On July 15, 2010 FERC issued a decision that reaffirms two of its past decisions and clarifies that states may not set wholesale electricity prices except pursuant to the Public Utility Regulatory Policies Act (PURPA).
In the decision, FERC reaffirms the vitality of two decisions it issued in the 1990s that held that state authorities could not set rates for wholesale power except in compliance with PURPA. In other words, states cannot set wholesale power prices that exceed utility avoided cost. States may only set prices at a level that does not exceed a utility’s avoided cost and may only mandate that utilities purchase at such a price if sellers are qualifying facilities (QFs). If states wish to provide compensation at a level that exceeds avoided cost, they must do so by providing a payment for RECs.

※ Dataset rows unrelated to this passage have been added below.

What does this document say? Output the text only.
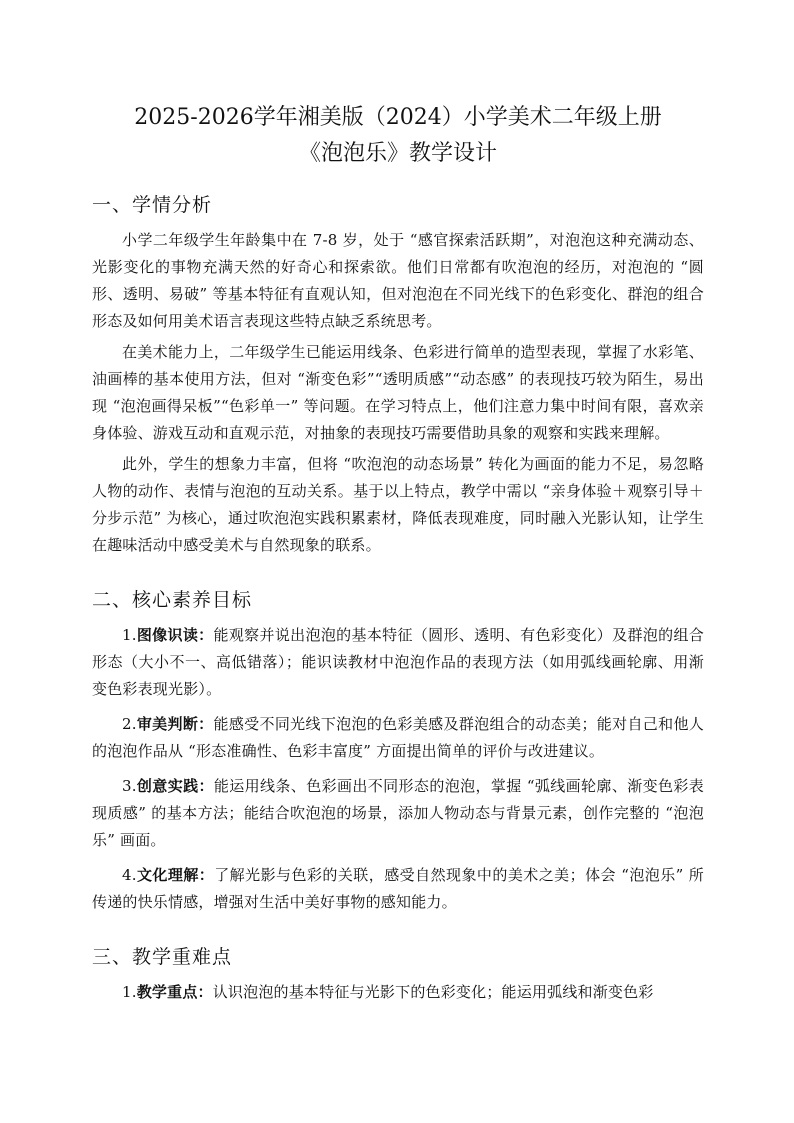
2025-2026学年湘美版（2024）小学美术二年级上册
《泡泡乐》教学设计
一、学情分析

小学二年级学生年龄集中在 7-8 岁，处于 “感官探索活跃期”，对泡泡这种充满动态、光影变化的事物充满天然的好奇心和探索欲。他们日常都有吹泡泡的经历，对泡泡的 “圆形、透明、易破” 等基本特征有直观认知，但对泡泡在不同光线下的色彩变化、群泡的组合形态及如何用美术语言表现这些特点缺乏系统思考。

在美术能力上，二年级学生已能运用线条、色彩进行简单的造型表现，掌握了水彩笔、油画棒的基本使用方法，但对 “渐变色彩”“透明质感”“动态感” 的表现技巧较为陌生，易出现 “泡泡画得呆板”“色彩单一” 等问题。在学习特点上，他们注意力集中时间有限，喜欢亲身体验、游戏互动和直观示范，对抽象的表现技巧需要借助具象的观察和实践来理解。

此外，学生的想象力丰富，但将 “吹泡泡的动态场景” 转化为画面的能力不足，易忽略人物的动作、表情与泡泡的互动关系。基于以上特点，教学中需以 “亲身体验＋观察引导＋分步示范” 为核心，通过吹泡泡实践积累素材，降低表现难度，同时融入光影认知，让学生在趣味活动中感受美术与自然现象的联系。

二、核心素养目标

1.图像识读：能观察并说出泡泡的基本特征（圆形、透明、有色彩变化）及群泡的组合形态（大小不一、高低错落）；能识读教材中泡泡作品的表现方法（如用弧线画轮廓、用渐变色彩表现光影）。

2.审美判断：能感受不同光线下泡泡的色彩美感及群泡组合的动态美；能对自己和他人的泡泡作品从 “形态准确性、色彩丰富度” 方面提出简单的评价与改进建议。

3.创意实践：能运用线条、色彩画出不同形态的泡泡，掌握 “弧线画轮廓、渐变色彩表现质感” 的基本方法；能结合吹泡泡的场景，添加人物动态与背景元素，创作完整的 “泡泡乐” 画面。

4.文化理解：了解光影与色彩的关联，感受自然现象中的美术之美；体会 “泡泡乐” 所传递的快乐情感，增强对生活中美好事物的感知能力。

三、教学重难点

1.教学重点：认识泡泡的基本特征与光影下的色彩变化；能运用弧线和渐变色彩
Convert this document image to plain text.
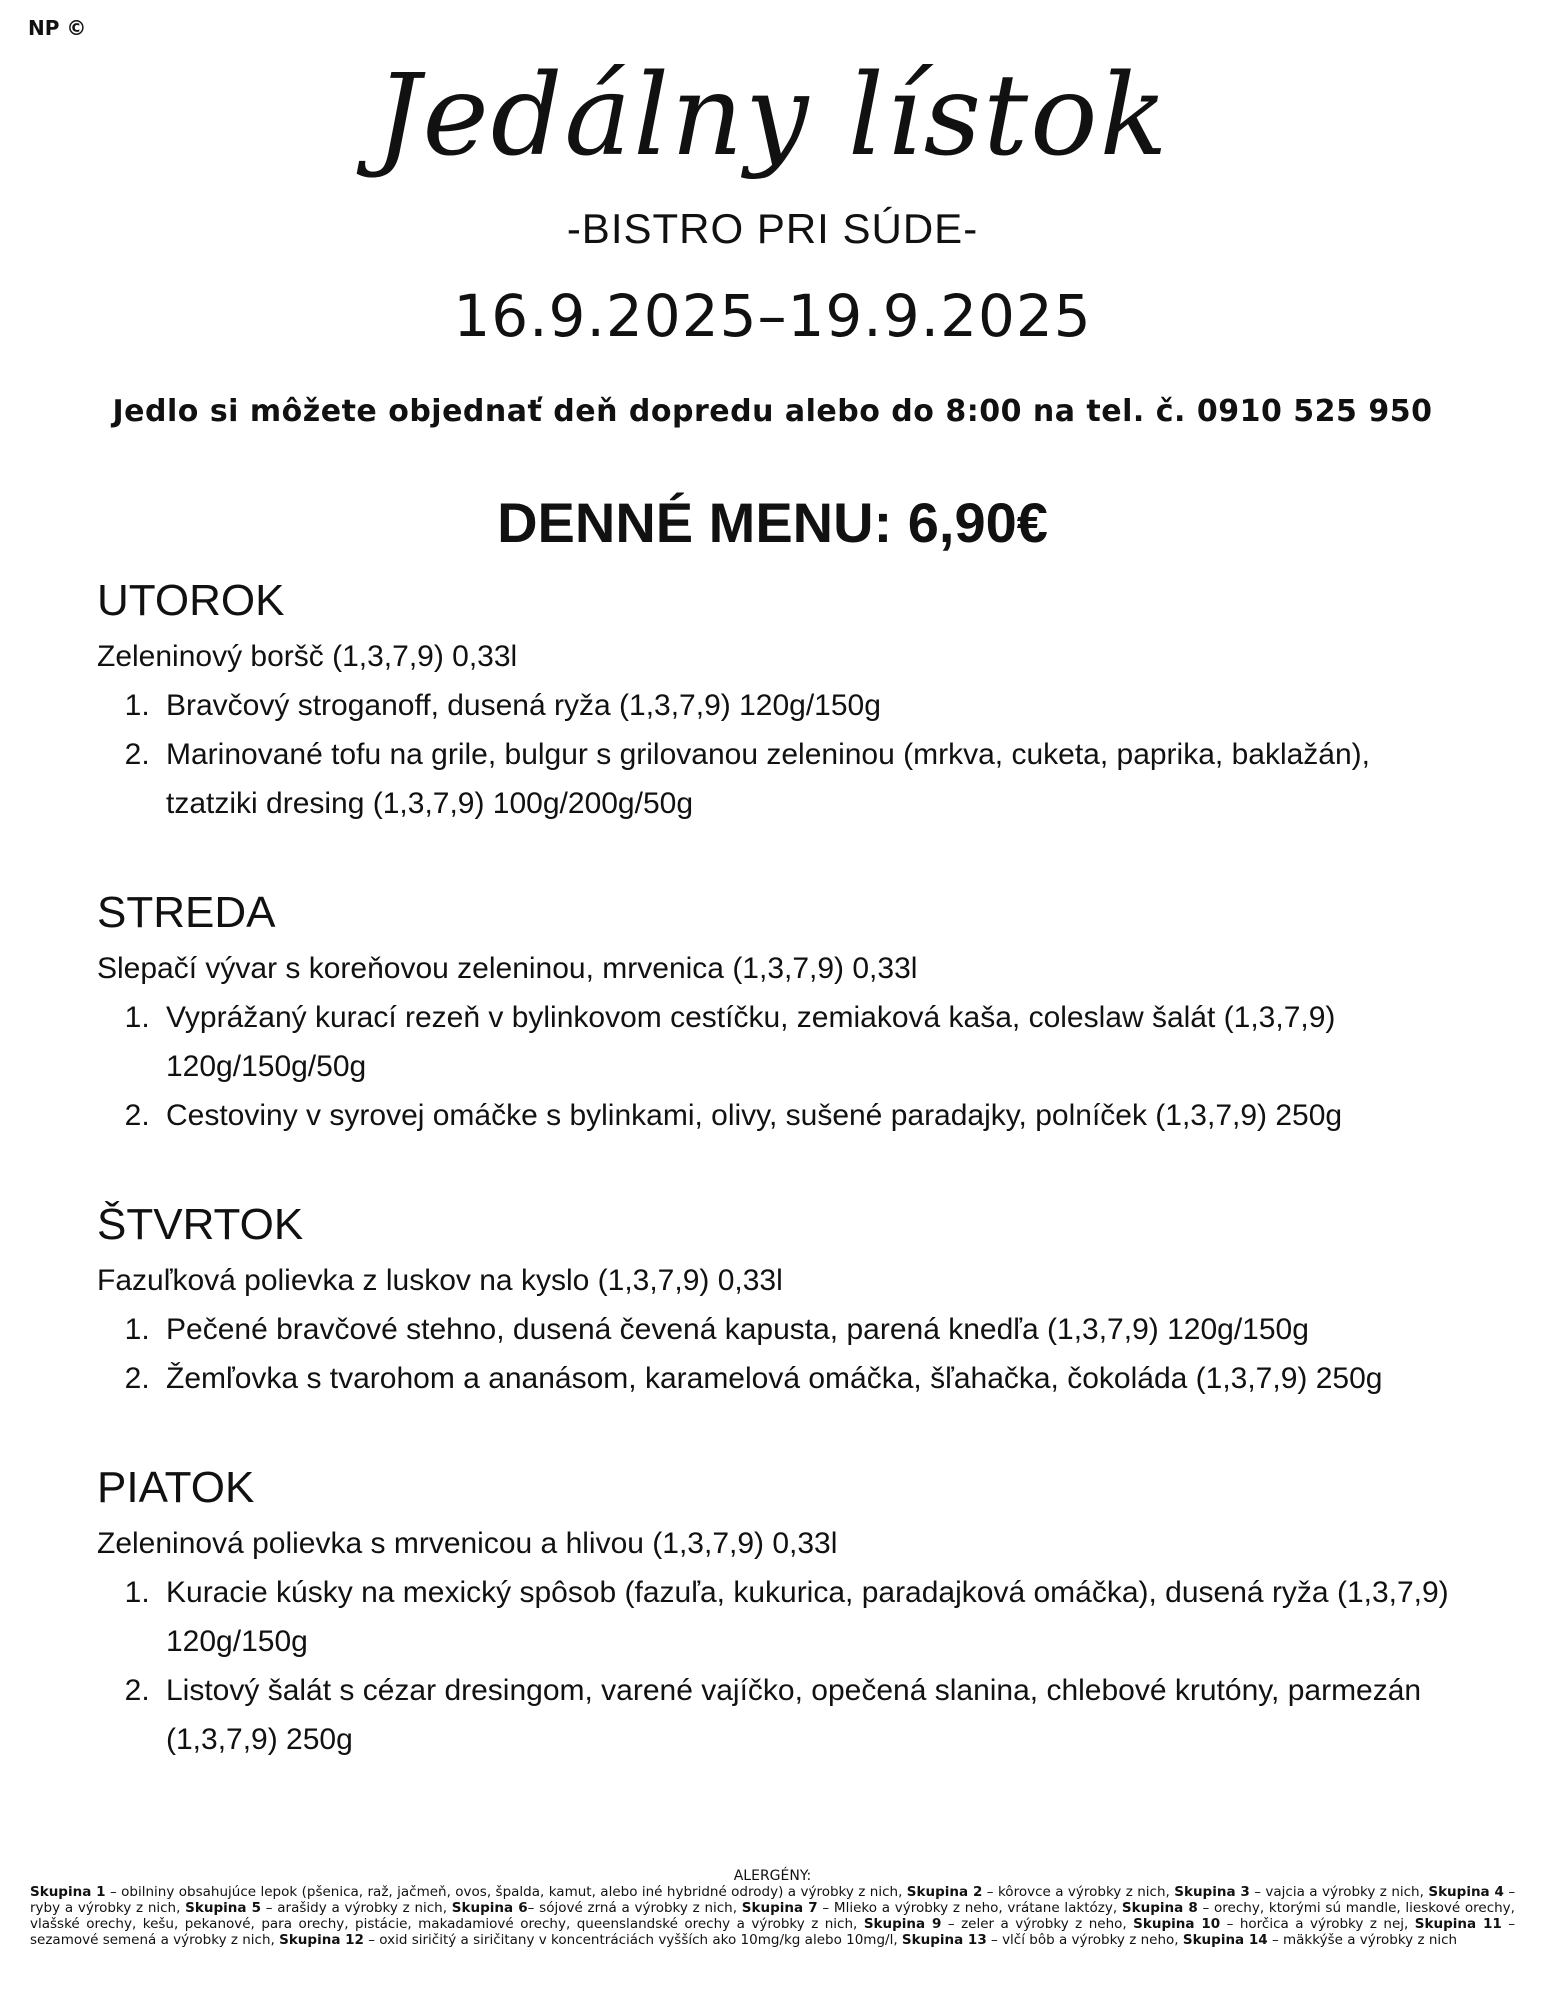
NP ©
Jedálny lístok
-BISTRO PRI SÚDE-
16.9.2025–19.9.2025
Jedlo si môžete objednať deň dopredu alebo do 8:00 na tel. č. 0910 525 950
DENNÉ MENU: 6,90€
UTOROK

Zeleninový boršč (1,3,7,9) 0,33l

1. Bravčový stroganoff, dusená ryža (1,3,7,9) 120g/150g
2. Marinované tofu na grile, bulgur s grilovanou zeleninou (mrkva, cuketa, paprika, baklažán), tzatziki dresing (1,3,7,9) 100g/200g/50g
STREDA

Slepačí vývar s koreňovou zeleninou, mrvenica (1,3,7,9) 0,33l

1. Vyprážaný kurací rezeň v bylinkovom cestíčku, zemiaková kaša, coleslaw šalát (1,3,7,9) 120g/150g/50g
2. Cestoviny v syrovej omáčke s bylinkami, olivy, sušené paradajky, polníček (1,3,7,9) 250g
ŠTVRTOK

Fazuľková polievka z luskov na kyslo (1,3,7,9) 0,33l

1. Pečené bravčové stehno, dusená čevená kapusta, parená knedľa (1,3,7,9) 120g/150g
2. Žemľovka s tvarohom a ananásom, karamelová omáčka, šľahačka, čokoláda (1,3,7,9) 250g
PIATOK

Zeleninová polievka s mrvenicou a hlivou (1,3,7,9) 0,33l

1. Kuracie kúsky na mexický spôsob (fazuľa, kukurica, paradajková omáčka), dusená ryža (1,3,7,9) 120g/150g
2. Listový šalát s cézar dresingom, varené vajíčko, opečená slanina, chlebové krutóny, parmezán (1,3,7,9) 250g
ALERGÉNY:
Skupina 1 – obilniny obsahujúce lepok (pšenica, raž, jačmeň, ovos, špalda, kamut, alebo iné hybridné odrody) a výrobky z nich, Skupina 2 – kôrovce a výrobky z nich, Skupina 3 – vajcia a výrobky z nich, Skupina 4 – ryby a výrobky z nich, Skupina 5 – arašidy a výrobky z nich, Skupina 6– sójové zrná a výrobky z nich, Skupina 7 – Mlieko a výrobky z neho, vrátane laktózy, Skupina 8 – orechy, ktorými sú mandle, lieskové orechy, vlašské orechy, kešu, pekanové, para orechy, pistácie, makadamiové orechy, queenslandské orechy a výrobky z nich, Skupina 9 – zeler a výrobky z neho, Skupina 10 – horčica a výrobky z nej, Skupina 11 – sezamové semená a výrobky z nich, Skupina 12 – oxid siričitý a siričitany v koncentráciách vyšších ako 10mg/kg alebo 10mg/l, Skupina 13 – vlčí bôb a výrobky z neho, Skupina 14 – mäkkýše a výrobky z nich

Importantly, FERC did not accept an argument that was advanced by many parties that there is a difference between states establishing a must “offer” price as opposed to a must “buy” price. That was a very tough argument to advance, but in many ways it represented perhaps the only viable argument to support state authority to set a wholesale price. FERC did not accept this argument.
What this means is that, at this time, states (with the exception of Alaska, Hawaii and Texas which are not under FERC’s wholesale pricing jurisdiction) do not have authority to establish feed-in tariff rates that exceed avoided cost unless they use REC pricing as the method of payment for the above avoided cost portion of a payment.